Hay que procurar que no vea escenas traumáticas o con demasiada carga agresiva en televisión, ya que pueden ser un desencadenante de las pesadillas.

Algo más espectaculares son los terrores nocturnos, verdaderas crisis de pánico de las que a veces cuesta hacer salir a la criatura. Cuando se despiertan a la mañana siguiente no lo recuerdan. Todos estos sucesos no son raros entre los 3 y los 6 años y aun más adelante. Sólo si se dan con una frecuencia llamativa, perduran hasta edad avanzada o acompañan a otros trastornos del carácter, pueden plantear la necesidad de una consulta psicológica.
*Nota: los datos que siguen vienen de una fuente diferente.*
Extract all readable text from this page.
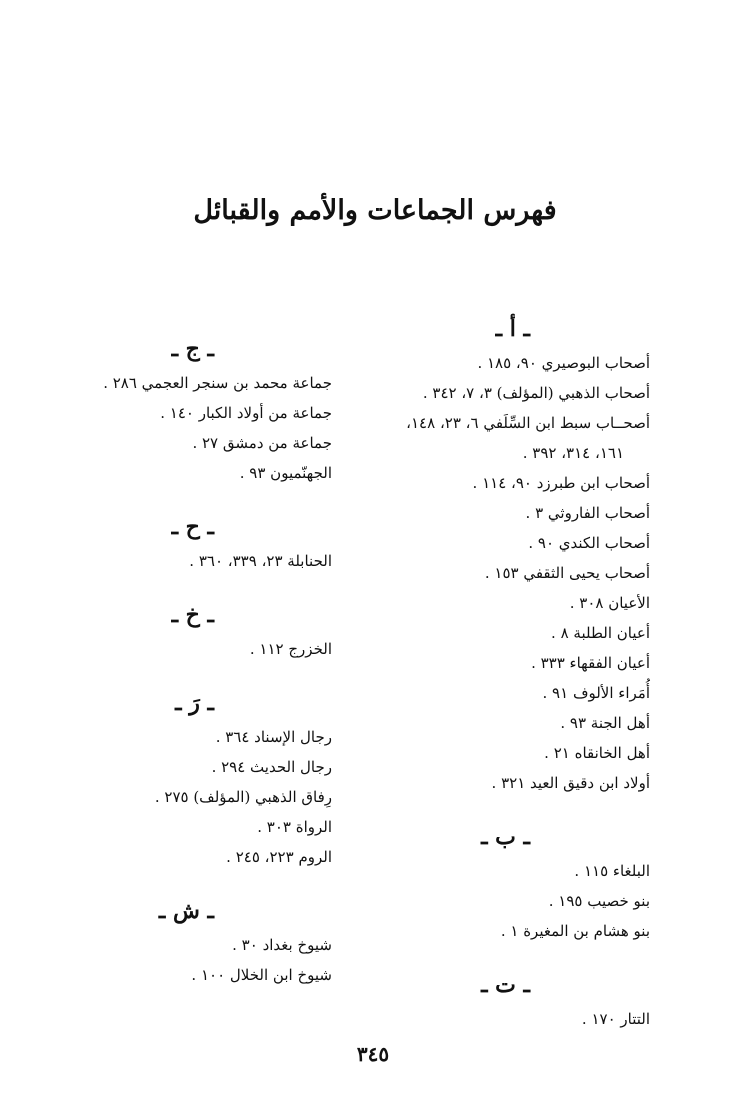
فهرس الجماعات والأمم والقبائل
ـ أ ـ
أصحاب البوصيري ٩٠، ١٨٥ .
أصحاب الذهبي (المؤلف) ٣، ٧، ٣٤٢ .
أصحــاب سبط ابن السِّلَفي ٦، ٢٣، ١٤٨،
١٦١، ٣١٤، ٣٩٢ .
أصحاب ابن طبرزد ٩٠، ١١٤ .
أصحاب الفاروثي ٣ .
أصحاب الكندي ٩٠ .
أصحاب يحيى الثقفي ١٥٣ .
الأعيان ٣٠٨ .
أعيان الطلبة ٨ .
أعيان الفقهاء ٣٣٣ .
أُمَراء الألوف ٩١ .
أهل الجنة ٩٣ .
أهل الخانقاه ٢١ .
أولاد ابن دقيق العيد ٣٢١ .
ـ ب ـ
البلغاء ١١٥ .
بنو خصيب ١٩٥ .
بنو هشام بن المغيرة ١ .
ـ ت ـ
التتار ١٧٠ .
ـ ج ـ
جماعة محمد بن سنجر العجمي ٢٨٦ .
جماعة من أولاد الكبار ١٤٠ .
جماعة من دمشق ٢٧ .
الجهنّميون ٩٣ .
ـ ح ـ
الحنابلة ٢٣، ٣٣٩، ٣٦٠ .
ـ خ ـ
الخزرج ١١٢ .
ـ رَ ـ
رجال الإسناد ٣٦٤ .
رجال الحديث ٢٩٤ .
رِفاق الذهبي (المؤلف) ٢٧٥ .
الرواة ٣٠٣ .
الروم ٢٢٣، ٢٤٥ .
ـ ش ـ
شيوخ بغداد ٣٠ .
شيوخ ابن الخلال ١٠٠ .
٣٤٥
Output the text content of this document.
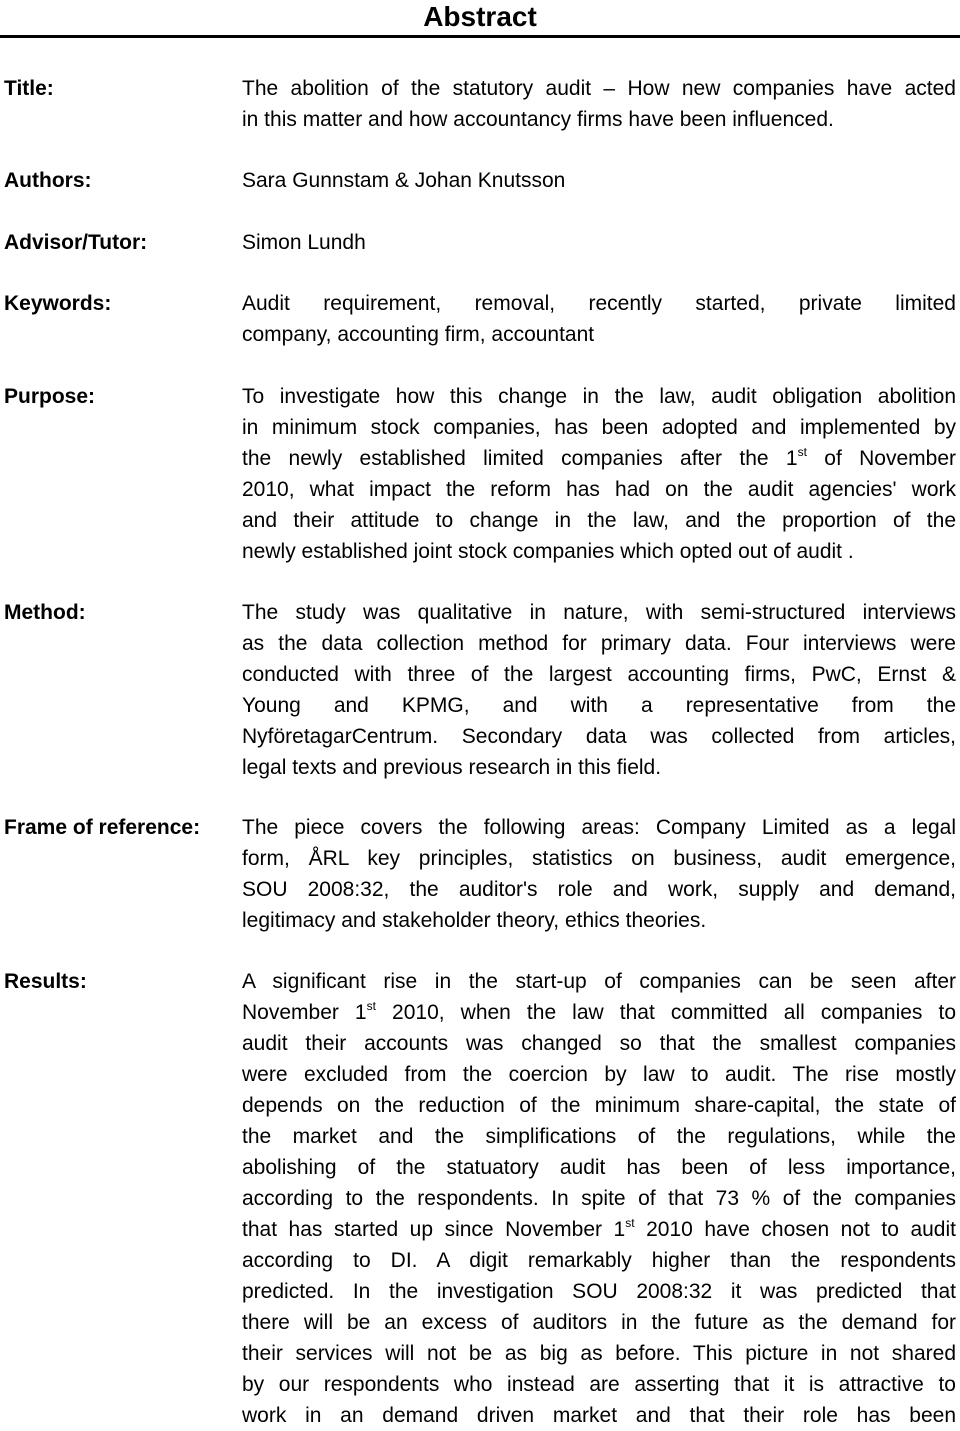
Abstract
Title:	The abolition of the statutory audit – How new companies have acted
in this matter and how accountancy firms have been influenced.
Authors:	Sara Gunnstam & Johan Knutsson
Advisor/Tutor:	Simon Lundh
Keywords:	Audit requirement, removal, recently started, private limited
company, accounting firm, accountant
Purpose:	To investigate how this change in the law, audit obligation abolition
in minimum stock companies, has been adopted and implemented by
the newly established limited companies after the 1st of November
2010, what impact the reform has had on the audit agencies' work
and their attitude to change in the law, and the proportion of the
newly established joint stock companies which opted out of audit .
Method:	The study was qualitative in nature, with semi-structured interviews
as the data collection method for primary data. Four interviews were
conducted with three of the largest accounting firms, PwC, Ernst &
Young and KPMG, and with a representative from the
NyföretagarCentrum. Secondary data was collected from articles,
legal texts and previous research in this field.
Frame of reference:	The piece covers the following areas: Company Limited as a legal
form, ÅRL key principles, statistics on business, audit emergence,
SOU 2008:32, the auditor's role and work, supply and demand,
legitimacy and stakeholder theory, ethics theories.
Results:	A significant rise in the start-up of companies can be seen after
November 1st 2010, when the law that committed all companies to
audit their accounts was changed so that the smallest companies
were excluded from the coercion by law to audit. The rise mostly
depends on the reduction of the minimum share-capital, the state of
the market and the simplifications of the regulations, while the
abolishing of the statuatory audit has been of less importance,
according to the respondents. In spite of that 73 % of the companies
that has started up since November 1st 2010 have chosen not to audit
according to DI. A digit remarkably higher than the respondents
predicted. In the investigation SOU 2008:32 it was predicted that
there will be an excess of auditors in the future as the demand for
their services will not be as big as before. This picture in not shared
by our respondents who instead are asserting that it is attractive to
work in an demand driven market and that their role has been
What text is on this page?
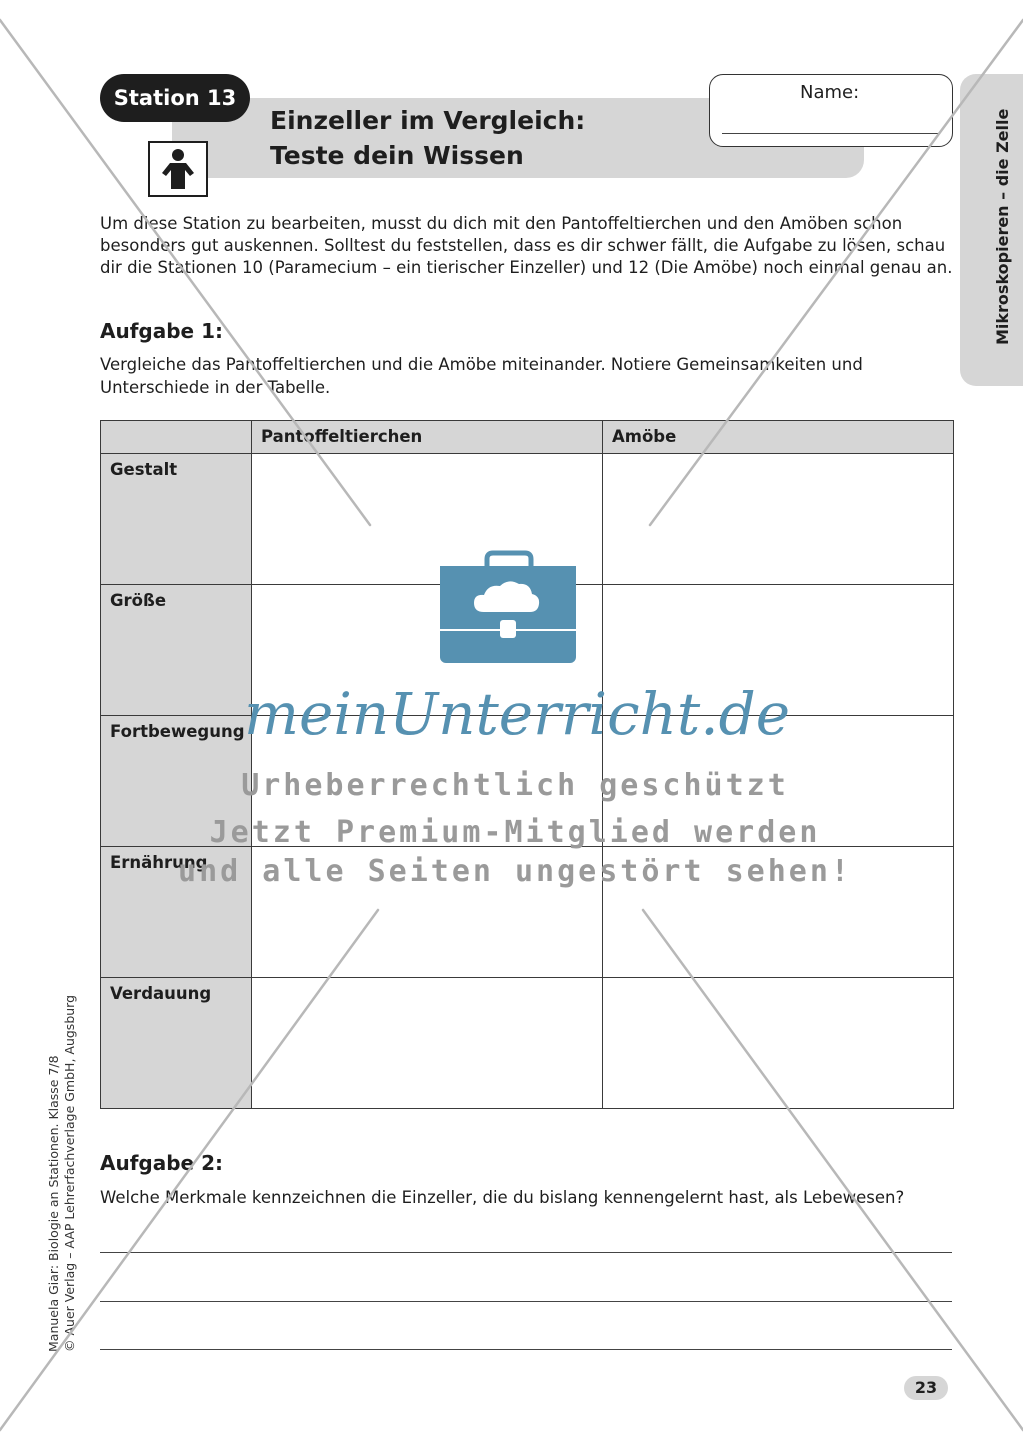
Station 13
Einzeller im Vergleich:
Teste dein Wissen
Name:
Mikroskopieren – die Zelle
Um diese Station zu bearbeiten, musst du dich mit den Pantoffeltierchen und den Amöben schon
besonders gut auskennen. Solltest du feststellen, dass es dir schwer fällt, die Aufgabe zu lösen, schau
dir die Stationen 10 (Paramecium – ein tierischer Einzeller) und 12 (Die Amöbe) noch einmal genau an.
Aufgabe 1:
Vergleiche das Pantoffeltierchen und die Amöbe miteinander. Notiere Gemeinsamkeiten und
Unterschiede in der Tabelle.
	Pantoffeltierchen	Amöbe
Gestalt		
Größe		
Fortbewegung		
Ernährung		
Verdauung		
Aufgabe 2:
Welche Merkmale kennzeichnen die Einzeller, die du bislang kennengelernt hast, als Lebewesen?
Manuela Giar: Biologie an Stationen. Klasse 7/8 © Auer Verlag – AAP Lehrerfachverlage GmbH, Augsburg
23
meinUnterricht.de
Urheberrechtlich geschützt
Jetzt Premium-Mitglied werden
und alle Seiten ungestört sehen!
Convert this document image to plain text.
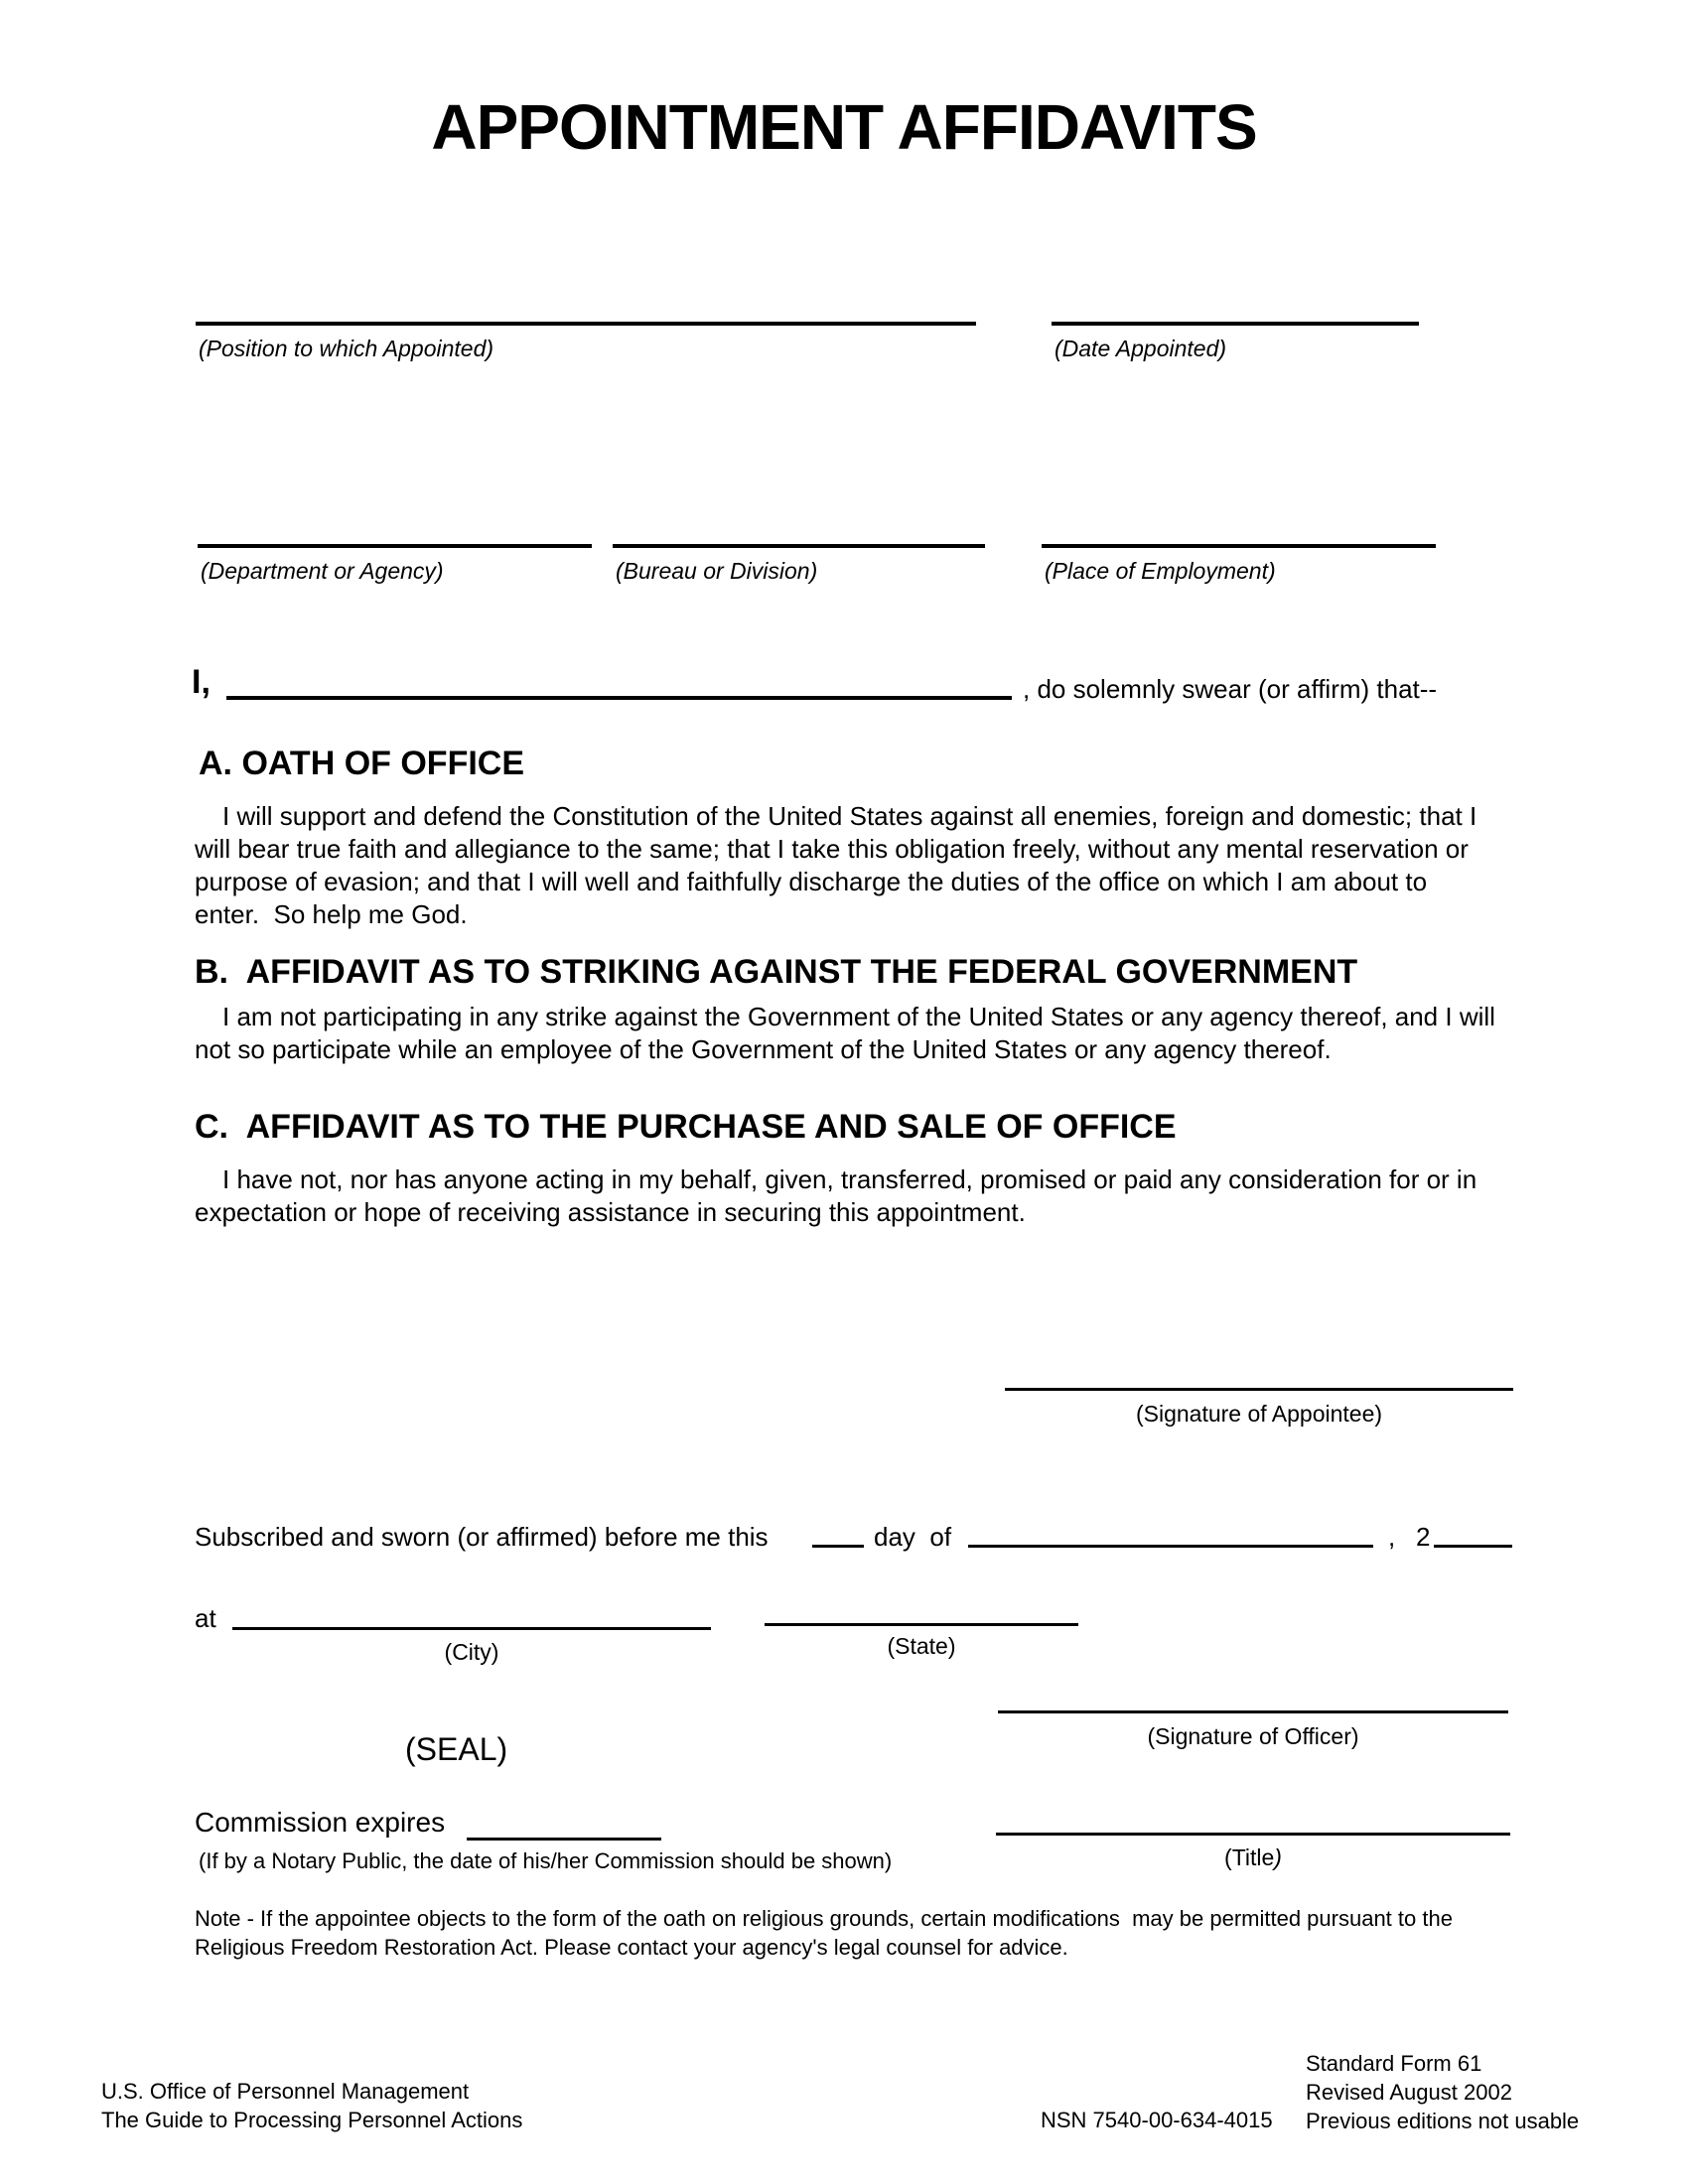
APPOINTMENT AFFIDAVITS
(Position to which Appointed)	(Date Appointed)
(Department or Agency)	(Bureau or Division)	(Place of Employment)
I,	, do solemnly swear (or affirm) that--
A. OATH OF OFFICE

I will support and defend the Constitution of the United States against all enemies, foreign and domestic; that I will bear true faith and allegiance to the same; that I take this obligation freely, without any mental reservation or purpose of evasion; and that I will well and faithfully discharge the duties of the office on which I am about to enter.  So help me God.

B.  AFFIDAVIT AS TO STRIKING AGAINST THE FEDERAL GOVERNMENT

I am not participating in any strike against the Government of the United States or any agency thereof, and I will not so participate while an employee of the Government of the United States or any agency thereof.

C.  AFFIDAVIT AS TO THE PURCHASE AND SALE OF OFFICE

I have not, nor has anyone acting in my behalf, given, transferred, promised or paid any consideration for or in expectation or hope of receiving assistance in securing this appointment.

(Signature of Appointee)
Subscribed and sworn (or affirmed) before me this	day  of	, 2
at
(City)	(State)
(SEAL)	(Signature of Officer)
Commission expires
(If by a Notary Public, the date of his/her Commission should be shown)	(Title)

Note - If the appointee objects to the form of the oath on religious grounds, certain modifications  may be permitted pursuant to the Religious Freedom Restoration Act. Please contact your agency's legal counsel for advice.

U.S. Office of Personnel Management
The Guide to Processing Personnel Actions	NSN 7540-00-634-4015
Standard Form 61
Revised August 2002
Previous editions not usable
Los terrores nocturnos deben ser combatidos con la transmisión de seguridad de los padres, dando calidez y confianza, sin aspavientos.

A partir de esa edad los niños aprenden a distinguir fantasía de realidad, a expresar verbalmente sus sentimientos. El descanso nocturno mejorará. Reaparecerán las pesadillas (toda la vida), pero su angustia será vivida mientras se está en ella, no ulteriormente.

Los niños ya no temen al hombre del saco pero les siguen afectando tanto los terrores universales (a la oscuridad, a la soledad, a los monstruos…) como otros nuevos: actos terroristas, secuestros, accidentes… Para hacerles frente, es importante tener en cuenta estos factores.

En primer lugar, procuraremos predicar con el ejemplo. Si expresamos nuestros temores delante de los niños, éstos imitarán nuestra actitud, convirtiéndose en niños miedosos.

También es importante conseguir que se sientan seguros y protegidos a nuestro lado. Una vida ordenada y feliz junto a unos padres cariñosos y seguros de sí mismos es la mejor garantía.

Hay que estar atentos al contenido de los programas de televisión, películas y videojuegos a los que están expuestos los niños, ya que pueden alimentar sus miedos.

Tampoco es conveniente que vivan situaciones estresantes, como discusiones entre los padres, conflictos familiares, etc. ya que pueden malinterpretarlas y sentirse en peligro.